New Bath In Basement...Ejector Pump/Pit tie in

Discussion in 'Remodel Forum & Blog' started by EJG1447, Apr 12, 2012.

  1. EJG1447

    EJG1447 New Member

    Messages:
    7
    Location:
    Chicago, IL
    I am adding a bathroom in my basement. After much research I decided to go the sewage ejector pump/pit route. I have a 90 year old bungalow with a 4" cast iron soil stack and 2" galvanized vent. The main floor bath is directly above the new bathroom location. When we bought the house, there was a toilet only in the basement. After breaking the concrete around the stack and digging around I found the 4" cast iron transitioning to 6" clay (via a 4" sanitary tee w/ a 2" side inlet) and then out to the city sewer. I didn't like possibly damaging the clay so I went with the pump/pit option. I have the DWV system designed & dry fitted which brings me to my questions (I will post pics when I get a chance) :

    1) I have cut off the original closet flange to make room for the new toilet location. Is a fernco cap suitable for under slab application?

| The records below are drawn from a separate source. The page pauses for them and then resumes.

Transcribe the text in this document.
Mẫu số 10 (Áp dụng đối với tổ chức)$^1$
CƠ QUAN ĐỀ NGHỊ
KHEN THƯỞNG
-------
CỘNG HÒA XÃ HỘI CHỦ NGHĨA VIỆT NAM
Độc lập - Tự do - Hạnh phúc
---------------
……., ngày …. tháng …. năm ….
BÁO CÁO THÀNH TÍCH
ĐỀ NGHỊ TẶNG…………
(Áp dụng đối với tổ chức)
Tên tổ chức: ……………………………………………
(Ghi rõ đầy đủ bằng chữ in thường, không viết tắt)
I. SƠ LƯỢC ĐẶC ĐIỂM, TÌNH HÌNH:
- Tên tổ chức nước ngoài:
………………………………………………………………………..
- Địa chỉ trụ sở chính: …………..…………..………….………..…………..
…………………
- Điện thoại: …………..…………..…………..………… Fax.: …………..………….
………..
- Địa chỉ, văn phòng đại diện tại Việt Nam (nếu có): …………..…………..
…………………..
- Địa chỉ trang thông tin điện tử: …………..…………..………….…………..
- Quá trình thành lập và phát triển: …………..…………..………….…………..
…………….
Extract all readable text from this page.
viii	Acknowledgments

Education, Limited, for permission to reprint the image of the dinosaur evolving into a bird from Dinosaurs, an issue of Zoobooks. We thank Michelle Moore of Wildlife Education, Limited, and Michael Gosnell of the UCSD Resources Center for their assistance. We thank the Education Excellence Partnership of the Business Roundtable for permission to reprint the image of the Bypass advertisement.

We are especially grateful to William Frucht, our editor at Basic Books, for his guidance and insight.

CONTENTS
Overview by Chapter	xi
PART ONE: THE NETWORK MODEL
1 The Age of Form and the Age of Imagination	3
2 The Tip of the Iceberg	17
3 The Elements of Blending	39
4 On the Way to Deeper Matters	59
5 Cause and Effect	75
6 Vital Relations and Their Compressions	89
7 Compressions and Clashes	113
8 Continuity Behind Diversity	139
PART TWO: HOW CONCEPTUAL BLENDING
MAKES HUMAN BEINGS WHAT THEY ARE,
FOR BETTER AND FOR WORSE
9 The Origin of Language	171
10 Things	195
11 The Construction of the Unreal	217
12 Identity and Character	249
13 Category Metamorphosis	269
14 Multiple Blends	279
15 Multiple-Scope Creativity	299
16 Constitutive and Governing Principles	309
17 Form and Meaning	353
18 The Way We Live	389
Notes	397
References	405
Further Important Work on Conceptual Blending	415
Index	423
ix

    2) I was thinking of cutting a no-hub 4" c.i. wye and then tying the sewage discharge into that. Since I have to cut into the 2" galvanized vent to tie in my new vents anyway, can I use the remaining stub coming up from the original sanitary tee w/ side inlet as my tie in from the pump?

    3) I read that the pump/pit should be vented separate from the rest of the venting, however this isn't really feasible. Why is it not ok to tie into the same vent? Can I vent out the side of the house?
    Last edited: Apr 12, 2012
  2. jadnashua

    jadnashua Retired Defense Industry Engineer xxx

    Messages:
    21,802
    Location:
    New England
    When the pump runs, the vent is required to allow air to come in to fill the pit, otherwise, it would be creating a suction. It needs a proper vent (an AAV won't work, as it won't allow air to escape to enable the waste to come in in the first place). Now, whether that can tie into the existing one or not, I'm not sure...the pump could create a fairly significant suction, which could disrupt the trap seals in anything else attached to it.
  3. hj

    hj Moderator & Master Plumber Staff Member

    Messages:
    26,249
    Location:
    Cave Creek, Arizona
    If the venting is done properly, there is NO ordinally suction which should disturb trap seals, although we COULD do it with powerful vacuum pumps at the testing laboratory.